Hmm. I apologize - I've been having you graph and extrapolate a function which is not linear. Not the best way to reduce the data. I somehow had it upside down in my head. I think it's better to take Haiha's suggestion, (R_ext+R_int)=E/I. Your graph will also give you an approximate answer if you take the unloaded voltage of the battery and divide by your current. But it's probably better to take each data point independently. Sorry again!

 

[Plasma]

I seem to be confused at what you want me to graph, now.

 

[Dick]

I don't know that I want you to graph anything. Do you have a measurement of the voltage without any resistors? If you want to graph something try measured currents vs measured voltages. That should be linear.

 

[Plasma]

I don't know that I want you to graph anything. Do you have a measurement of the voltage without any resistors? If you want to graph something try measured currents vs measured voltages. That should be linear.

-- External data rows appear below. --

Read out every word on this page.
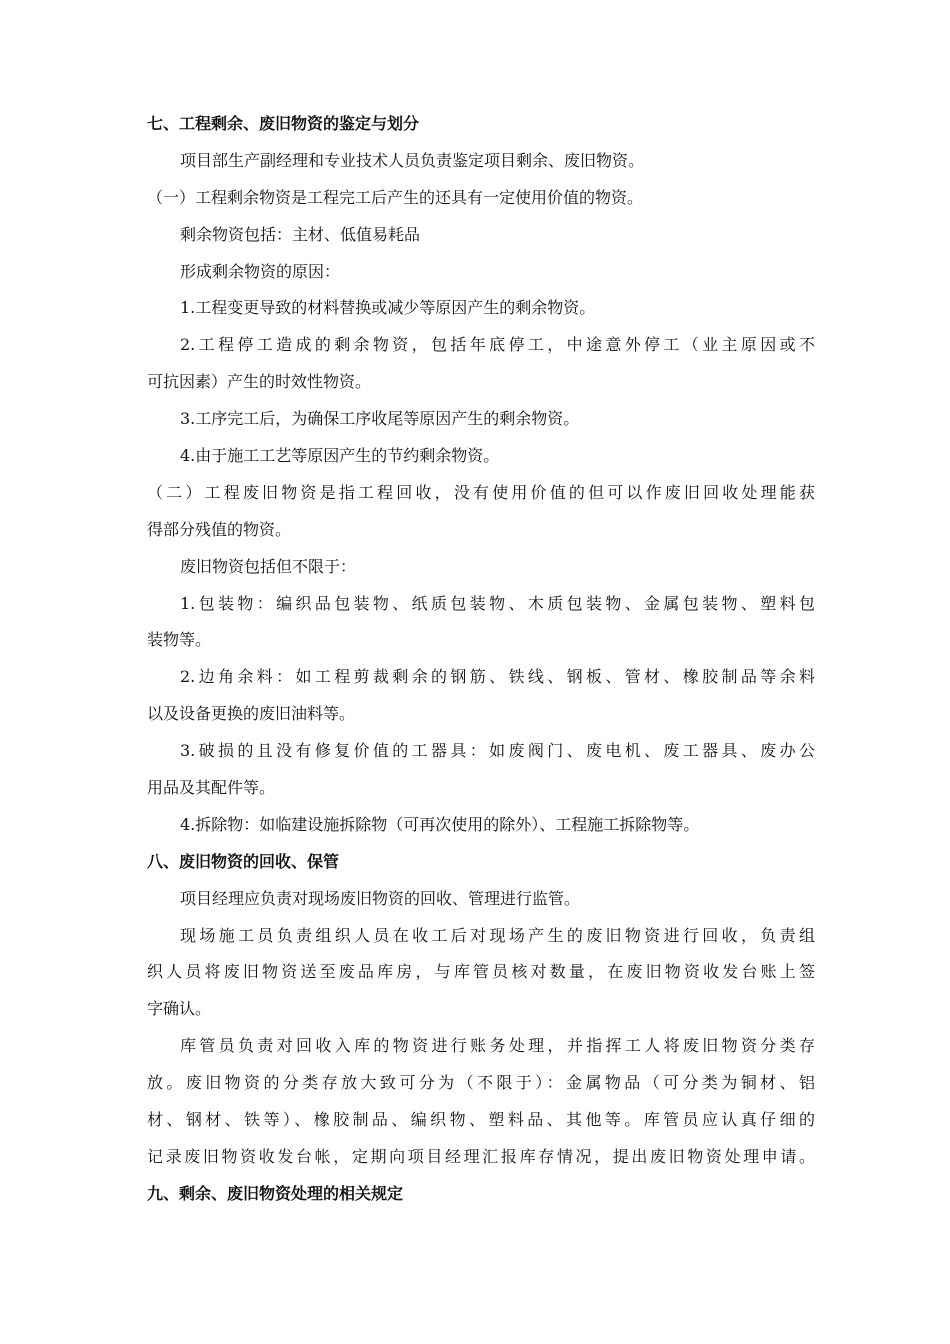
七、工程剩余、废旧物资的鉴定与划分
项目部生产副经理和专业技术人员负责鉴定项目剩余、废旧物资。
（一）工程剩余物资是工程完工后产生的还具有一定使用价值的物资。
剩余物资包括：主材、低值易耗品
形成剩余物资的原因：
1.工程变更导致的材料替换或减少等原因产生的剩余物资。
2.工程停工造成的剩余物资，包括年底停工，中途意外停工（业主原因或不
可抗因素）产生的时效性物资。
3.工序完工后，为确保工序收尾等原因产生的剩余物资。
4.由于施工工艺等原因产生的节约剩余物资。
（二）工程废旧物资是指工程回收，没有使用价值的但可以作废旧回收处理能获
得部分残值的物资。
废旧物资包括但不限于：
1.包装物：编织品包装物、纸质包装物、木质包装物、金属包装物、塑料包
装物等。
2.边角余料：如工程剪裁剩余的钢筋、铁线、钢板、管材、橡胶制品等余料
以及设备更换的废旧油料等。
3.破损的且没有修复价值的工器具：如废阀门、废电机、废工器具、废办公
用品及其配件等。
4.拆除物：如临建设施拆除物（可再次使用的除外）、工程施工拆除物等。
八、废旧物资的回收、保管
项目经理应负责对现场废旧物资的回收、管理进行监管。
现场施工员负责组织人员在收工后对现场产生的废旧物资进行回收，负责组
织人员将废旧物资送至废品库房，与库管员核对数量，在废旧物资收发台账上签
字确认。
库管员负责对回收入库的物资进行账务处理，并指挥工人将废旧物资分类存
放。废旧物资的分类存放大致可分为（不限于）：金属物品（可分类为铜材、铝
材、钢材、铁等）、橡胶制品、编织物、塑料品、其他等。库管员应认真仔细的
记录废旧物资收发台帐，定期向项目经理汇报库存情况，提出废旧物资处理申请。
九、剩余、废旧物资处理的相关规定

The Voltage without external resistors is 5 V

I also have the equation of the Best-fit line for Voltage vs. Current

 

[Dick]

Good. Then let's take Haiha's suggestion. R_ext+R_int=E/I where the E is 5V. You know I for each value of R_ext. This will give you 5 estimates for R_int.

 

[Plasma]

r = .542 Ω
r = .714 Ω
r = .891 Ω
r = 1.455 Ω
r = .889 Ω

Quite a big difference.

 

[Dick]

I'm really confusing you here, aren't I? Sorry. Start with Haiha's formula. R_ext+R_int=E0/I, where E0 is your 5V and I is your measured current. I*R_ext will be the voltage you measure across the resistor (call it E_ext). So we can rewrite this as E_ext=E0-I*R_int. So if you graph measured voltage vs measured current the slope will be -R_int. The intercept at I=0 will be (approximately), your 5V. Or you could just follow Haiha's suggestion and get an estimate of R_int from each of your 5 data points independently. Sorry again to make this so confusing.

 

[Plasma]

I've finally got it, thanks to you. According to my graph, the internal resistance is .5094 Ω.